Y no sólo lugares y gentes, sino también tendencias, porque, por ejemplo, una de las
tres emocionantes historias de amor que acompañaban a la serie de venganzas -la titulada
«Custodia»-, no sólo tiene aquí, en modo cierto, continuación, sino que ésta
pediría ser integrada a la anterior serie de Venganzas, puesto que aquí se viene a
consumar la que los lectores de aquélla esperaron inútilmente que se cumpliera en el
odioso personaje de Ricardo Vico.
Del mundo de Artefa proceden los relatos «El perdedor», «Rueda del tiempo», que cede
su título al libro, y «El mapa de Peters». Granadinos son además los espacios de la
tremenda «Virtudes Pestaña se encuentra sola», de «Odisea» y «El hoyuelo».
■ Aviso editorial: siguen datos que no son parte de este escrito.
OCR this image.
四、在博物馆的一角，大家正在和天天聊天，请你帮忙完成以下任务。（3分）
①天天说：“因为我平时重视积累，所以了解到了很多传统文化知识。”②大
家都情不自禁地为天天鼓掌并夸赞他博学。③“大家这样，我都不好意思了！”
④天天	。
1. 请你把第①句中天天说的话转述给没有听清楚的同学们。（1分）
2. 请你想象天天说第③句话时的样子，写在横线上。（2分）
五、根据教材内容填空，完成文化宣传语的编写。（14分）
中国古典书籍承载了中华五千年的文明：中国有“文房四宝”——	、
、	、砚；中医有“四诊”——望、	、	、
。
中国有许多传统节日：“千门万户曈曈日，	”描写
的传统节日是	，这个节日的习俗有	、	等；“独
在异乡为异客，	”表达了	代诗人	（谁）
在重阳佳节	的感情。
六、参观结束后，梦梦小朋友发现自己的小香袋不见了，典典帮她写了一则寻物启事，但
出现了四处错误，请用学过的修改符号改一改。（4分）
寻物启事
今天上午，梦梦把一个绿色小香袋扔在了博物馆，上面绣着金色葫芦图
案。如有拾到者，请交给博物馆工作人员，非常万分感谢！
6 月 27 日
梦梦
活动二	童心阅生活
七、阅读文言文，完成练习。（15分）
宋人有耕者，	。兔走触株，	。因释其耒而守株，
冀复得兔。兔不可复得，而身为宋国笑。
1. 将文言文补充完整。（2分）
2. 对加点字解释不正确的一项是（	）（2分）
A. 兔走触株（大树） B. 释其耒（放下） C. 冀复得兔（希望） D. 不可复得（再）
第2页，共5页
Fuera de ese espacio tan suyo se encuentran los demás relatos y textos que componen el
libro. Porque efectivamente hay un texto, de particular brevedad, que se aleja de esa
categoría genérica, «La lucha interminable», donde Talens, como aclara no sólo en su
epílogo, sino en las notas bibliográficas a pie de página, no ha hecho sino juntar dos
fragmentos distantes en el tiempo: el primero, del Evangelio de San Marcos, y el segundo,
del comandante homónimo desde su selva lacandona, unidos por la ambición redentora y
vindicativa.
Hay otros relatos que se alejan del espacio propio talensiano para reencontrarse con el de
Hijas de Eva, su otra novela de 1997, que desarrolla su andadura temporal en el ámbito
valenciano, del que proceden los padres de Talens y en el que han transcurrido los diez
últimos años de su vida. Pero es otra cara del país
valenciano bien distinta de la bienhumorada y regocijante que caracterizaba a su novela
(aunque no menos incisiva en su percepción de la inquietante realidad) la que nos ofrece
en el relato que abre el volumen, «María». En él resucita, desde otro ángulo -el de
un superviviente canadiense de las Brigadas Internacionales- la memoria del maquis de la
serranía valenciana, a la que ha dedicado el novelista Alfons Cervera una memorable
trilogía novelesca, y a quien va dedicado, precisamente, el relato. Tiene esta historia,
como la ya mencionada «El hoyuelo», un mismo tipo de personaje, retraído y al parecer
incapaz de establecer vínculos sentimentales más allá del deseo. Personajes que nos
recuerdan, en la vida real, a Pío Baroja, que en sus memorias, y puesto a rebuscar algún
episodio sentimental que le hubiera marcado en su vida, sólo podía recordar la
aparición fugaz de una mujer con la que, en silencio, compartió una parte de un trayecto
en tren, y que, al descender del vagón, le dirigió una intensa mirada desde el andén.
Ritmo vital
Como en otros términos viene a decir Talens en su epílogo, a cualquier trayectoria
humana, por monótona y banal que parezca, le espera, agazapado, su «momento estelar»,
en el que su vida bascula y su ritmo vital se acelera. Pero Talens no anda, como Stefan
Zweig, detrás de grandes personajes históricos para encuadrar esos «momentos estelares
de la humanidad».
Los suyos son los silenciados peones de la intrahistoria, sobre los que se construyen las
grandes ficciones de los figurones históricos. Desde su primera salida literaria lo tuvo
bien claro Talens, que puso a Carlos Fuentes en la primera página: «El arte rescata la
verdad de manos de las mentiras de la historia». Y lo sigue teniendo bien claro, al
sobrio amparo, ahora convocado, de Antón Chejov.